Friday, July 22, 2011

im baaaaaaaack! and here to stay :D

Its been a loooong couple of months but im back for good. Here i go, opening my big ass mouth again.

nothing has been going on in my life AT ALL. besides the fact that i am taking summer classes and just doing house duties as the 18 year old sister/daughter that i am. i dont mind it, its just that i dont see any of the people i want to see anymore. my family needs me though, and thats most important. So here i am, on blogger (no offense<3) on a friday night, drinking my hot cup of sleepy time tea. i guess i dont mind right now but while everyone is out having a life, this is how i live mine. what a poor girl, you may think. nah, im used to it, i always reply. i really dont mind. if we all went out and did the same things, drunk the same beer, partied at the same club, life would be pretty freaking boring if you ask me. we need some cool people in this world who dont need to do that kinda stuff to have a good life. i would MUCH rather be at the local coffee shop sippin on something hot and having a good conversation with a few of my friends than sippin on some spiked cup of 7 UP. just sayin,  iknow how it is people. im not that sheltered.
so, one of the high lights in my life is school. fun i know. im currently taking a speech class at the local college. the class consists of people of all ages, which makes me feel so cool. i cant lie. the weird part about this is that im just now starting my first year of college and it feels like i started over. it feels like im in high school alllll over again. eeeek. i dont wanna even think about early high school right now. i feel inferior to every one and i feel like i should stay out of everyones way. i def did not feel that when i was a senior in high school. i felt like i was on top of the world. i felt like i was the Blair Woldorf of the school, even though i was far from it.
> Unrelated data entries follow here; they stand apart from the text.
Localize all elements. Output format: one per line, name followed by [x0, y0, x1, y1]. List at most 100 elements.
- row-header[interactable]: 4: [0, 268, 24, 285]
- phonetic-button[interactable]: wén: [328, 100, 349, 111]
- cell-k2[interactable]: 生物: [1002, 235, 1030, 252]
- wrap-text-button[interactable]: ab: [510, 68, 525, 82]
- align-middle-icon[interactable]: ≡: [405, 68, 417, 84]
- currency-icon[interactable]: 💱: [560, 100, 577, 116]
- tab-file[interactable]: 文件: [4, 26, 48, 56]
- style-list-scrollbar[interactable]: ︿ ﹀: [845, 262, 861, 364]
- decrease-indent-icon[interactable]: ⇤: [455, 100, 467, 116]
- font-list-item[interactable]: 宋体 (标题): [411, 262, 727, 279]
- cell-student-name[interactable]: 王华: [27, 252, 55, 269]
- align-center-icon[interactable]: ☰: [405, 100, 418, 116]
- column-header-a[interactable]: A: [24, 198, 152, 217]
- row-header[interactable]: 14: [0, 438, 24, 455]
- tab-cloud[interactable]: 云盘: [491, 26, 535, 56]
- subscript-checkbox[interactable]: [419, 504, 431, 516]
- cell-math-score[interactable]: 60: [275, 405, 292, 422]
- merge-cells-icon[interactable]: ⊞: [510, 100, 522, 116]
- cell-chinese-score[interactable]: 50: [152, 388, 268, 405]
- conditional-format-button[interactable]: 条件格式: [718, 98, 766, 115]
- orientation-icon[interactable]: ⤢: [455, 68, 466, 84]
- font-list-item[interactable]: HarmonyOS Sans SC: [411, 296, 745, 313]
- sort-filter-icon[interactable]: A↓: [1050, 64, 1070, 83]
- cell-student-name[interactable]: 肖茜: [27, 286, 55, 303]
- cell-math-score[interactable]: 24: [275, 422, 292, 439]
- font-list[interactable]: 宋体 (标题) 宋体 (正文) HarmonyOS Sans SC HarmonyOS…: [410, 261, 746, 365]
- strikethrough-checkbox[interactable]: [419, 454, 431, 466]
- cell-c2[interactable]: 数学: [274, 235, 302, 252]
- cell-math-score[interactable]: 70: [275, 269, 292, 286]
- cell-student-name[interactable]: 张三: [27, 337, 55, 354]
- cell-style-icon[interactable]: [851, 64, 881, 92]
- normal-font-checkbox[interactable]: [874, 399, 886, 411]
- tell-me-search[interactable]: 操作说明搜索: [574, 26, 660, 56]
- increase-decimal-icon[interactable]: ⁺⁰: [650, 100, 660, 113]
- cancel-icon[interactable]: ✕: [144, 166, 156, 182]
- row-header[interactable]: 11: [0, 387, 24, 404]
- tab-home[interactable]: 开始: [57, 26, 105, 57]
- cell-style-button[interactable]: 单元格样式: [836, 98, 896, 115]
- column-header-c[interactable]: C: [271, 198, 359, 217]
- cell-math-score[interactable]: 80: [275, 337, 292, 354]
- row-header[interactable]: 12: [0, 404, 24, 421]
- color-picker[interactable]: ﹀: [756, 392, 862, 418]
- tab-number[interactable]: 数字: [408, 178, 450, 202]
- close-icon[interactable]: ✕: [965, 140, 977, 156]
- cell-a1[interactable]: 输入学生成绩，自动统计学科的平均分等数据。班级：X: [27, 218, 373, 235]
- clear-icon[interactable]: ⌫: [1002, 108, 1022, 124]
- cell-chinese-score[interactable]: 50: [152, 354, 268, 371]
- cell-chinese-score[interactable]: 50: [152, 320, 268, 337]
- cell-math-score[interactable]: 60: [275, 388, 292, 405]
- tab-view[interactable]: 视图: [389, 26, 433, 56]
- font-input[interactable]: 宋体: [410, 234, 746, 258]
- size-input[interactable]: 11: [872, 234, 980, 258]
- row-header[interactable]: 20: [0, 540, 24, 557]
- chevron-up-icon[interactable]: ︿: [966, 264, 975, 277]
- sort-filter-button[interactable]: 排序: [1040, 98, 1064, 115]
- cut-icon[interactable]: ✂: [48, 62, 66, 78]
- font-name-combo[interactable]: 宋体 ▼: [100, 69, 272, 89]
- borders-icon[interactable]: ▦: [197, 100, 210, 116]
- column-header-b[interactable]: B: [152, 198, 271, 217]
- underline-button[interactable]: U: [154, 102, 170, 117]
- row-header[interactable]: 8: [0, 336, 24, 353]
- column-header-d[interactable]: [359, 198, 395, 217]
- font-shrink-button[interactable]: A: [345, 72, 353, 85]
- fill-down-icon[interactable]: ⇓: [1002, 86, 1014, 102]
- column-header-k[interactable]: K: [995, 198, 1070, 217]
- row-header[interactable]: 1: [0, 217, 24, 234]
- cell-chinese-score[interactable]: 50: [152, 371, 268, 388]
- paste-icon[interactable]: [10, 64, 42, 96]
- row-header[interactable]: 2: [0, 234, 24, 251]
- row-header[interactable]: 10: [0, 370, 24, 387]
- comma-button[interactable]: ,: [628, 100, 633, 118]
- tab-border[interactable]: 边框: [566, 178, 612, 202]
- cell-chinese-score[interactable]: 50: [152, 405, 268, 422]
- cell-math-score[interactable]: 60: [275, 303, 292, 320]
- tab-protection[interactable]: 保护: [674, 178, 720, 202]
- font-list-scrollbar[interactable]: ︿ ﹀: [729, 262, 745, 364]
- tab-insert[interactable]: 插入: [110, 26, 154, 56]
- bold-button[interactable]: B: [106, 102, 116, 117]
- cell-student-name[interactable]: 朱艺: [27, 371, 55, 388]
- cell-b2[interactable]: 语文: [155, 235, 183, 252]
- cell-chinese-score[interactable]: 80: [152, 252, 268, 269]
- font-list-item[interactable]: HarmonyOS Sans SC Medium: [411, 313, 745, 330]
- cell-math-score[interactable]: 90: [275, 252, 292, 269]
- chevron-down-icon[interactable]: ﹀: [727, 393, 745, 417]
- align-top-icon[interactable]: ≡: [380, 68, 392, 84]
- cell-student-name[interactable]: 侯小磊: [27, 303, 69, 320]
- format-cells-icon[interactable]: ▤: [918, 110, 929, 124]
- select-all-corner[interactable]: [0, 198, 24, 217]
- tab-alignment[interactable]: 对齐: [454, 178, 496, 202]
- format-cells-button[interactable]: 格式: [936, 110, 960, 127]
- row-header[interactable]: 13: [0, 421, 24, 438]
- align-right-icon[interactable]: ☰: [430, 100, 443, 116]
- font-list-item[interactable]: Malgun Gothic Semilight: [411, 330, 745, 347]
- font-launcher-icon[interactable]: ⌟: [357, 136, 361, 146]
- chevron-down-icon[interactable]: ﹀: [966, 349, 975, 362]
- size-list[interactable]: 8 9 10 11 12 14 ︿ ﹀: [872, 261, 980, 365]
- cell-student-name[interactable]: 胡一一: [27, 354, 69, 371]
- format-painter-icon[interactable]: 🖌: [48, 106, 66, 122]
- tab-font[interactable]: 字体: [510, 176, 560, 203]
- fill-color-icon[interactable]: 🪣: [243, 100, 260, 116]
Any way, i hope its just because its my first class and i am anxious. i found all this confidence in highschool, i just hope it doesnt go to waste!
Also in school, i realized that men really dont change. Soccer boy, a quite striking young man who happens to be Arabic, like me :), caught my eye the first day of class. uh oh, i thought to myself, until i saw what a doucher this guy was. soccer boy had earings, an armani exchange shirt, skinny jeans, and a pair of the annoying vans that every white boy owns. in case you didnt know, thats the definition of a doucher. i dont even know if a doucher is a word. do men ever grow up? if a man 2 years my senior is still dressing like this, and texting his whitey tidey girlfriend, and still never got the hint that he needs to start behaving, will he ever get the hint???!!! i really hope he does. are there any good men in the world??!!?!?! im finding that hard to believe. College is about to be another loooonnggg 4 years.